Cover image for Databases are just Loops - Part 2: GROUP BY

4 min

2024-05-28

Listen

Databases are just Loops - Part 2: GROUP BY

In my previous post - I introduced the idea that you can think of database queries as a series of loops. Let me take this ideas even further - introducing more complex database concepts in terms more familiar to computer programmers.

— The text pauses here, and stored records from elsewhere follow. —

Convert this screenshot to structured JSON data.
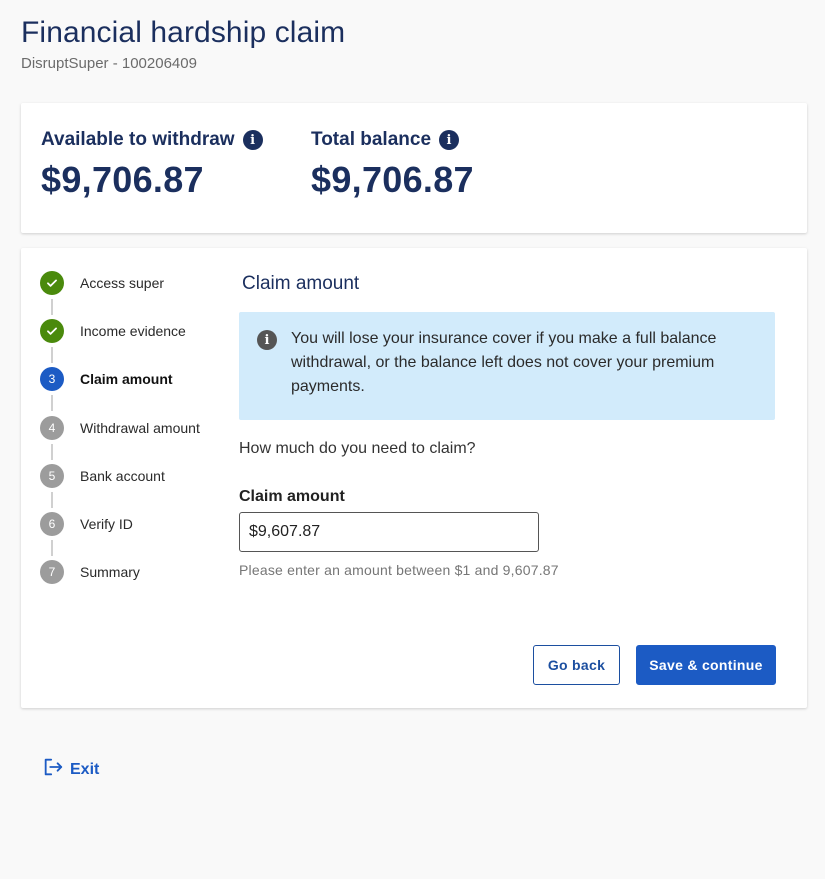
{
  "header": {
    "title": "Financial hardship claim",
    "subtitle": "DisruptSuper - 100206409"
  },
  "balances": {
    "available_label": "Available to withdraw",
    "available_amount": "$9,706.87",
    "total_label": "Total balance",
    "total_amount": "$9,706.87",
    "info_icon": "info-icon"
  },
  "stepper": {
    "steps": [
      {
        "number": "1",
        "label": "Access super",
        "state": "done"
      },
      {
        "number": "2",
        "label": "Income evidence",
        "state": "done"
      },
      {
        "number": "3",
        "label": "Claim amount",
        "state": "current"
      },
      {
        "number": "4",
        "label": "Withdrawal amount",
        "state": "todo"
      },
      {
        "number": "5",
        "label": "Bank account",
        "state": "todo"
      },
      {
        "number": "6",
        "label": "Verify ID",
        "state": "todo"
      },
      {
        "number": "7",
        "label": "Summary",
        "state": "todo"
      }
    ]
  },
  "form": {
    "section_title": "Claim amount",
    "alert_text": "You will lose your insurance cover if you make a full balance withdrawal, or the balance left does not cover your premium payments.",
    "question": "How much do you need to claim?",
    "field_label": "Claim amount",
    "field_value": "$9,607.87",
    "hint": "Please enter an amount between $1 and 9,607.87"
  },
  "actions": {
    "back_label": "Go back",
    "save_label": "Save & continue"
  },
  "exit": {
    "label": "Exit",
    "icon": "exit-icon"
  },
  "colors": {
    "primary": "#1c5bc4",
    "navy": "#1b2f5e",
    "done": "#4a8a0c",
    "todo": "#9c9c9c",
    "alert_bg": "#d2ebfb"
  }
}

Databases can do this cool thing called "aggregation". You may think of it like GROUP BY. You will have seen queries like this:

SELECT x, SUM(v) AS agg_y
FROM a
GROUP BY x

What is going on here? And how can we think of this like a loop?

Aggregate or GROUP BY?

To establish some terminology: You will hear me refer to GROUP BY as "aggregation" in the following passages.

We will call SUM(v) above an "aggregate function" and we will call x a "grouping column". We will refer to the entire loop as the "aggregation loop"

Aggregations are just Loops

Consider again the query from above:

SELECT x, SUM(v) AS agg_y
FROM a
GROUP BY x

We can state this as a Python loop:

class Row:
  def __init__(**kwargs):
     for k, v in kwargs:
        setattr(self, key, value)

a: list[Row] = [<some rows>]

output: dict[Any, int] = {}
for a_row in a:
  if a_row.x not in output:
     output[a_row.x] = Row(x=a_row.x, agg_v = 0)
  output[a_row.x].agg_v += a_row.v

Simple to understand:

Add the row to the dictionary if it not already there
I the row is there add the v value to the exiting row.

There is a subtlety here that we can observe once we extend the example to use two grouping columns instead of one:

SELECT x0, x1 SUM(v) AS agg_y
FROM a
GROUP BY x0, x1

Sketching out the loop again:

output: dict[Any, int] = {}
for a_row in a:
  key = <what goes here?>
  if key not in output:
     output[key] = Row(x0=a_row.x0, x1=a_row.x1,agg_v = 0)
  output[key].agg_v += a_row.v

We are faced with one of the first challenges of relational databases: "what is the meaning of equality?"

Equality - Or why people hate `NULL` (part 1 of many)

Let us put some data into table a to make it more concrete:

CREATE TABLE a
(
    x1 INT,
    x2 VARCHAR,
    v  INT
);
INSERT INTO a
VALUES (1, 1)
     , (1, 1)
     , (1, NULL)
     , (2, 2)
     , (NULL, NULL)
     , (NULL, 1)

How are we to define a key into the dictionary for the combination (x1, x2)?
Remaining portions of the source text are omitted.